I am pleased an honored to be coming to you this morning from my brand new machine, the one with the even newer motherboard, located in my Inner Sanctum, just as it should be, and connected to the Internet... just as it should be. For me, it's Monday morning -- at least in terms of the work I've accomplished, or failed to accomplish this week -- but, before the colors fade, I wanted to set down how I got back to this hopeful spot....
Yesterday, I told you about my exile from the Internet. I regaled you with thrilling tales of replacing major components, wiping out all programs and files, phony IP addresses -- if you don't believe me, read it yourself -- and left you waiting, with me, for a phone call from a guy who takes care of tech issues at my wife's school.
This is Chicago, after all. In Chicago, we don't make referrals, we don't suggest that someone may be helpful -- instead, we "got a guy." As in, "I got a guy who can take care of that for you."
Guys are doled out sparingly. I mean, when you give someone your guy, he or she ("guy" in this sense is gender neutral) might then became that person's guy. Of course, if things work out, that person is in your debt.
Anyway, yesterday, when I left you, I was waiting for my wife's guy -- or, if you prefer, because that does look awkward on the page, her school's guy. In the meantime I'd been to court and got to talking with a colleague about my troubles. He was sympathetic. "I've been through that recently," he said. "It was awful. But now I've got some people."

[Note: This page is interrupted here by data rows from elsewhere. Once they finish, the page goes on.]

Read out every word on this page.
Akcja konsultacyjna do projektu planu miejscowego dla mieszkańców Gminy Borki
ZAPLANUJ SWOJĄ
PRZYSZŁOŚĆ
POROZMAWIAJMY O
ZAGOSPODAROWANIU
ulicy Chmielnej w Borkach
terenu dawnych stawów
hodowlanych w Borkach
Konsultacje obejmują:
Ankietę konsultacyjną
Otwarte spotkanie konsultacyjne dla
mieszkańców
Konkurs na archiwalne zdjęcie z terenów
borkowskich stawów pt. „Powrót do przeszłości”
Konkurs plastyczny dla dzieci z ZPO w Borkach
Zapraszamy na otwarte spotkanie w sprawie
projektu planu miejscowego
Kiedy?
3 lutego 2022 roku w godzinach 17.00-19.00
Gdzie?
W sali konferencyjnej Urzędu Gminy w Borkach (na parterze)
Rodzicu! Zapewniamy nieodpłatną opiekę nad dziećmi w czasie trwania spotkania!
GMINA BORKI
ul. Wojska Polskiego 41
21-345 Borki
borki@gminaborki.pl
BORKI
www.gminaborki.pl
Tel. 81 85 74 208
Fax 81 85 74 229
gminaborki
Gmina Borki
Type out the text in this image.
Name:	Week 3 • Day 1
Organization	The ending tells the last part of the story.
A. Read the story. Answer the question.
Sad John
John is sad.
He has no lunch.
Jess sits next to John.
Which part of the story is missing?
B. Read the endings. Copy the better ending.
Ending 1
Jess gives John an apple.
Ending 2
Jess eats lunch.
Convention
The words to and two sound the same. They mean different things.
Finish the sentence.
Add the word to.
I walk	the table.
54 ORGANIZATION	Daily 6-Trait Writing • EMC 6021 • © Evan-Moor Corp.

"People" is the plural of "guy." It may also be a slightly more sophisticated way of saying "guy," depending on usage. Note, though, that my colleague did not volunteer the identity of his guy... or his people. If I'd been rude enough to put him on the spot by asking for a name, he'd probably not have volunteered anything. The usual response to such an improper inquiry is something like, "I've got his card back at the office." In other words, you have to call to get the guy. You've got to ask the favor.
Creationists who doubt that man evolved from simian forbears should note: This complicated accounting of personal favors is another form of primate grooming, more sophisticated than, but not unlike, one baboon picking lice out of another's fur. My colleague made an offer. That was a little favor. If I called to take him up on it, that would be asking a much bigger favor.
Well, I got back to the office and pretended to work. Mostly, though, I just waited. Because this has been wearing on me. These computer issues were weighing on me like stones being 'pressed' on a suspected witch. Put it this way: My wife came down to pick me up at the office at 9:30 Tuesday night because she was concerned that, in my distraction, I might step in front of the train instead of on to it.
Finally, the phone rang. It was 'Don' (as always... names are changed).
"Uh, hi," he began, "your wife said --"
"Don!" I interrupted. "You are the answer to a maiden's prayer!"
"I've never heard that one before," he said, undoubtedly wondering how he'd gotten roped into calling this crazy person.
It took two hours. I told him what I'd done before. I ran back and forth between my Inner Sanctum and the conference room and the closet where all the Internet connections are funneled into a pathway to the outside world. (Cordless phones are very helpful at times.) I set up the old computer back in my office. Don looked up manuals for the modem and the router and the whatchamacallit in between. Here there were all sorts of plugs jammed into a tiny corner of the shelf above the coat rack. I'd report which lights were green and which were not. I'd pull one plug, then check on whether we had a live connection in my office.
In this way, we eventually determined that we had a dead port in the router. By plugging that same cord into the whatchamacallit, we were able to reestablish a live connection to my room. But, this was not yet the end of the problem: Though my old computer could "see" the restored connection, the new one could not. Eventually, we "forced" an IP address on the new computer... and then it too saw the Internet.
And, thankfully, this morning, it still does.
Don will send me a bill. I'm hoping he will follow up also on my request for him to clear out that closet and streamline the existing rats' nest of cables and machines that we have back there. (Two of the lawyers who moved to the Undisclosed Location with us, the one who has since died and the one who moved to Florida and took the bar exam there after 36 years in practice here, shared a mini-network here. That was also tied into the secretarial station. Thus the pile of extra hardware and cables in the closet -- none of it in use but all of it operating. But we are operating through it, somehow.) I'll gladly pay the bill to simplify that as well. But the one I really owe for this happy state of affairs is Long Suffering Spouse -- because she gave me her guy. This is gonna cost me....
2 comments:
New machines can be a worry, but exciting as well.
ha! i knew it was the router! buggers.